Wellington Youth Orchestra
Conducted by Andrew Joyce with Ludwig Treviranus (piano)
Glinka: Ruslan and Lyudmila Overture
Beethoven: Piano Concerto No 3 in C minor, Op 37
Dvořák: Symphony No 9 in E minor, Op 95 (‘New World’)
Cathedral of the Sacred Heart, Hill Street
Monday 31 July, 7:30 pm
Concerts from the Wellington Youth Orchestra used to be held in the Town Hall, which was the right space in terms of acoustics and the orchestral tradition. But the sometimes rather small audiences did look rather … small; comparable to the size of the orchestra – around 60. On Monday there were many more that that facing the orchestra.
Either St Andrew’s or the Catholic Basilica offer a more intimate space in which a 150 or so don’t look too bad, but the acoustic is often rather uncomfortable in its response to timpani and brass.
But that was a small price to pay when the orchestra delivered such a dynamic performance of Glinka’s famous overture. It’s a piece that taxes any orchestra, is as fine a composition as most of the music of the period. I have often wondered about the standards of music in Russia when the opera was written – the 1840s, when the names of no other Russian composers are familiar and we don’t really know much about orchestral or operatic standards, apart from the fact that a lot of western European musicians and composers visited and worked in Russia, from the late 18th century.
There was impressive accuracy, at the speed that is normally heard; strings clean and brass under good control apart from the occasional unruly fanfares.
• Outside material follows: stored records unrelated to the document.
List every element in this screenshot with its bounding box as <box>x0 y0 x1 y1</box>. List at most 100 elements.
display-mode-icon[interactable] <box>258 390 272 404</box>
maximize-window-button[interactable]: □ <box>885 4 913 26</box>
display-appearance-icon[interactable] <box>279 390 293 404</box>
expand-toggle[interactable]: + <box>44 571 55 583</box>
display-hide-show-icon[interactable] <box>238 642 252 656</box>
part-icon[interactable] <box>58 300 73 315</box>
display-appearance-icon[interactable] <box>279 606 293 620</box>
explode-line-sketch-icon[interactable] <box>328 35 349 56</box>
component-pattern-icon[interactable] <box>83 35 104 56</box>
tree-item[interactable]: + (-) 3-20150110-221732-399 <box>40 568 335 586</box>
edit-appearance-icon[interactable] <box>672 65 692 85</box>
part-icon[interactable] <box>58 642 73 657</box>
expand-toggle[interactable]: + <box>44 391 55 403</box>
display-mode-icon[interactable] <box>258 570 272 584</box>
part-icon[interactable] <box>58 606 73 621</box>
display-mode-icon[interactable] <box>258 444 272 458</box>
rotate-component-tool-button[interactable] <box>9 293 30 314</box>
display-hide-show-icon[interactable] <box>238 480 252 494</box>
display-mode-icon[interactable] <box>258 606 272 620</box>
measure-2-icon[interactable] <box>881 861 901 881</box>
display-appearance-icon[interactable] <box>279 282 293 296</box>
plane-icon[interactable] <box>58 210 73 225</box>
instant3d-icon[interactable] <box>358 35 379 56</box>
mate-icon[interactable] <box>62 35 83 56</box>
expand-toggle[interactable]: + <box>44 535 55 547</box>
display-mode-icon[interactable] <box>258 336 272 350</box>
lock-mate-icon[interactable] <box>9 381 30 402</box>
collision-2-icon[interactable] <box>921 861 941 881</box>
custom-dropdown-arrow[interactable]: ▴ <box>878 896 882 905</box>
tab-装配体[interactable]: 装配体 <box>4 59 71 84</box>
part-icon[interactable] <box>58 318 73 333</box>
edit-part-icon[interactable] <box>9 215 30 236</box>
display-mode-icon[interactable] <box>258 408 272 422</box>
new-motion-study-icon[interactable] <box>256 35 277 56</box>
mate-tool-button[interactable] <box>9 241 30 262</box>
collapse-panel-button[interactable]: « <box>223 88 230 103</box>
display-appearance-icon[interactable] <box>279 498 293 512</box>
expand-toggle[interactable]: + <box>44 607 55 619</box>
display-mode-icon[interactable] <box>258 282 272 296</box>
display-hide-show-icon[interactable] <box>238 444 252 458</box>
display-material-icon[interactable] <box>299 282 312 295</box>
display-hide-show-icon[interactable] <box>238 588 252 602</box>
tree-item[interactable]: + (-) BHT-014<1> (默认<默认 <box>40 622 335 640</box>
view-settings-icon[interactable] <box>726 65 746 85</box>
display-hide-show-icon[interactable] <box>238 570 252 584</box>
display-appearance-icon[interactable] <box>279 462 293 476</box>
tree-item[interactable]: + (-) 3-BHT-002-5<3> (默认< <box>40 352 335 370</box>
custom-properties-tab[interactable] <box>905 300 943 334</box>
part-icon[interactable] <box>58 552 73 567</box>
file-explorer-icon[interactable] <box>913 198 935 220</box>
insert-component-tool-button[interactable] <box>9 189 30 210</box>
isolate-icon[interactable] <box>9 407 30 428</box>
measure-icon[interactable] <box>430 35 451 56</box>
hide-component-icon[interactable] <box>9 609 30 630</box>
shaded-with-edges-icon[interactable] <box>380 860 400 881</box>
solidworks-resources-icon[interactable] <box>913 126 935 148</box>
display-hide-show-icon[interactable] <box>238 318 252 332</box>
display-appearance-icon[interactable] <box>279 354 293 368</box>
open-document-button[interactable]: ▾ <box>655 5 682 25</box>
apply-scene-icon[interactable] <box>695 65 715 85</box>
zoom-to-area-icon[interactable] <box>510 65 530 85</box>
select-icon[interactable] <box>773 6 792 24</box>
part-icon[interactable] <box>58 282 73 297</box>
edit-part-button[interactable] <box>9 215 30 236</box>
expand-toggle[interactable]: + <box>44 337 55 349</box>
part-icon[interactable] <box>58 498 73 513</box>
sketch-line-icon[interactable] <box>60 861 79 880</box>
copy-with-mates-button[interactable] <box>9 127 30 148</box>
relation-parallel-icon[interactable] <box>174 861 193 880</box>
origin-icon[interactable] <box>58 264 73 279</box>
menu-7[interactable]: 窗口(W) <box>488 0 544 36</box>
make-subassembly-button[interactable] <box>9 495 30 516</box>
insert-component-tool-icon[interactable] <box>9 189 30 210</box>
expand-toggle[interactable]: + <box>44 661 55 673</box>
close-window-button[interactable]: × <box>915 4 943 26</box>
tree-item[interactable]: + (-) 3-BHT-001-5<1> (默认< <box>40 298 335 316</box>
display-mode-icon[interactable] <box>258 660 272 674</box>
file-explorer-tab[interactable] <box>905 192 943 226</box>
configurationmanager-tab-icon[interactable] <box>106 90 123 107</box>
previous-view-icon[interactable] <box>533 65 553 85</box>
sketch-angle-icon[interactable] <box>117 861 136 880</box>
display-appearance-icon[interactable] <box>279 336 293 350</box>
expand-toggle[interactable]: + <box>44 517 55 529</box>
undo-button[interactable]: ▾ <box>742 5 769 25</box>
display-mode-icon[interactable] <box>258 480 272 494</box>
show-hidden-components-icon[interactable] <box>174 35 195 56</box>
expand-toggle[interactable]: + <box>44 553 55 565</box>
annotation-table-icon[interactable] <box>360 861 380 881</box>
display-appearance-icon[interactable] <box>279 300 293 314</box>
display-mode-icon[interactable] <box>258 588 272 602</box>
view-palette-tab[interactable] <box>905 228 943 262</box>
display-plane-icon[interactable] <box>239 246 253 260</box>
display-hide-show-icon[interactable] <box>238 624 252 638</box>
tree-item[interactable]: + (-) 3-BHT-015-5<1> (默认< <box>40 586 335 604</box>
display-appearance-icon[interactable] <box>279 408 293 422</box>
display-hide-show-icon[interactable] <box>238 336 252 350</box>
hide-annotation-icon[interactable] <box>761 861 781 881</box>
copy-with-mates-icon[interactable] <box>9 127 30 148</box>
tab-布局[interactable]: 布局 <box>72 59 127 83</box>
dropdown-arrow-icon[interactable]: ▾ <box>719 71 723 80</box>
Ludwig Treviranus spoke briefly and genially before the beginning of Beethoven’s third concerto: no condescension, pitched at the right level for a non-specialist audience. After the longish introduction, that gave time enough to appreciate excellent preparation, with all the spirit and gusto that comes from a youthful orchestra, the piano arrived with a feeling of ease and confidence, handling the ornaments fluently and idiomatically. Rapport between orchestra and pianist was a delight even though, at one point, in dialogue between piano and orchestra I felt that Treviranus was tempted by more speed. The cadenza was a model of restraint and individuality, with more attention to the music itself than to his own impressive virtuosity; its closing bars were particularly sensitive.
In the slow movement, both pianist and orchestra displayed all the maturity and insight of a real professional ensemble, even at moments where the rhythms risk losing togetherness. A lovely flute solo caught my ear, played with a pure, vibratoless tone that sounded so polished. Given that the Largo contained no music that didn’t fit the space, this was probably the high point for me, but the spirited Finale often vied for that place. In spite of moments where timpani might well have been less exuberant, this was a totally admirable performance, strings so buoyant and winds well balanced and polished. A triumphant collaboration between pianist, conductor and orchestra.
The New World symphony was a more formidable challenge, but it was not till the later stages, in the Scherzo and Finale, that there were many signs of the players’ essential youthfulness and natural lack of professional experience (and perhaps not quite enough rehearsal time?). The opening pages were scrupulous and beautifully paced; conductor Joyce ensured breathing space between phrases, putting the audience at ease before that Allegro really takes off. And certainly in the less rowdy ensembles the brass choir was excellent, in easy sympathy with the rest of the orchestra.
The famous Largo might be easy enough in terms of hitting the right notes, but its familiarity demands far more in emotional subtlety, yet avoiding sentimentality, an ever-present danger, so it might be odd to say I found the long cor anglais solo, carefully played, but not quite soulful enough. Otherwise, strings and winds were in beautiful accord.
The third and fourth movements revealed occasional blemishes; in the Scherzo some trills on strings, and woodwind decorations, and at the opening of the fourth movement, such a massively imposing declamation had the weight and energy but not perfect finesse.
However, the broad shapes and contrasting sections that conceal, excitingly, the way the work will end (for those who come to it for the first time) were generated as much through youthful energy and exuberance as through mature familiarity and intellectual understanding.
No matter how often one has heard the work, it remains fresh and surprising, especially when played by a young orchestra of talented and reasonably skilled players, such as are to be found in this orchestra, and in the hands of a conductor able to communicate his own enthusiasm as effectively as Andrew Joyce has done here.